Jeffrey L. Smith, who worked as a support technician at the Murfreesboro, Tennessee, plant operated by Norcross, Georgia-based Rock-Tenn Services Inc., a corrugated box company, filed suit against the firm stating he had been harassed during three incidents which escalated physically, according to Wednesdays' ruling by the 6th U.S. Circuit Court of Appeals in Cincinnati in Jeffrey L. Smith v. Rock-Tenn Services, Inc.

In June 2011, Mr. Smith suffered an anxiety attack and requested sick leave, which was granted, but did not return to work. His licensed clinical social worker diagnosed him with post-traumatic stress disorder. His alleged harasser was fired in July 2013, after admitting he had “mooned” or touched other men in the workplace, said the ruling.

Mr. Smith filed suit in U.S. District Court in Nashville, Tennessee, in June 2012, on charges including a hostile work environment. Following a February 2014 trial, a jury returned a verdict in Mr. Smith's favor, awarding him $307,000 in compensatory damage, which the court later reduced to $300,000 to comply with a statutory damages cap.

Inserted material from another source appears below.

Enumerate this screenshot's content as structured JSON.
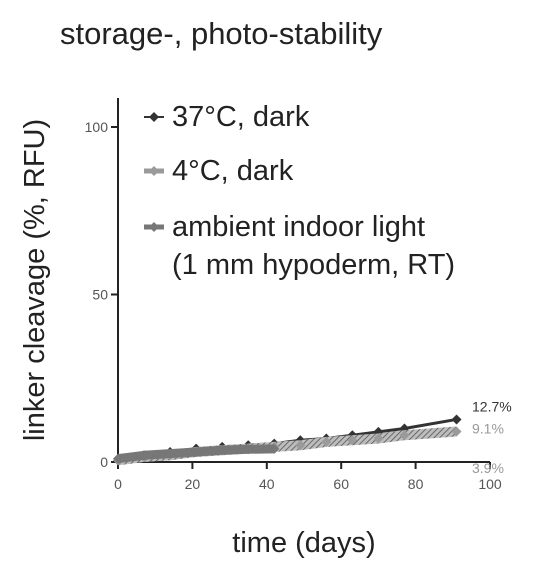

Rock-Tenn appealed the jury verdict and sought a new trial, which a three-judge appeals court panel unanimously denied. Rock-Tenn maintained that the harasser's behavior was “mere horseplay,” said the ruling. The jury apparently found that the harasser's suggestive actions went “far beyond horseplay,” the ruling said.

The ruling said Rock-Tenn “did not separate the men, suspend (the harasser) pending an investigation, or initiate its investigation in a timely manner; a reasonable jury could find that the failure to take any of these steps or others rendered its response neither prompt nor appropriate in light of what it knew or should have known regarding (the harasser's) prior misconduct.”

In 2014, San Francisco-based Wells Fargo Bank N.A. agreed to pay $290,000 to settle a U.S. Equal Employment Opportunity Commission lawsuit in which the bank was charged with creating a sexually hostile work environment at one of its branches, where four female employees were allegedly subject to same-sex harassment.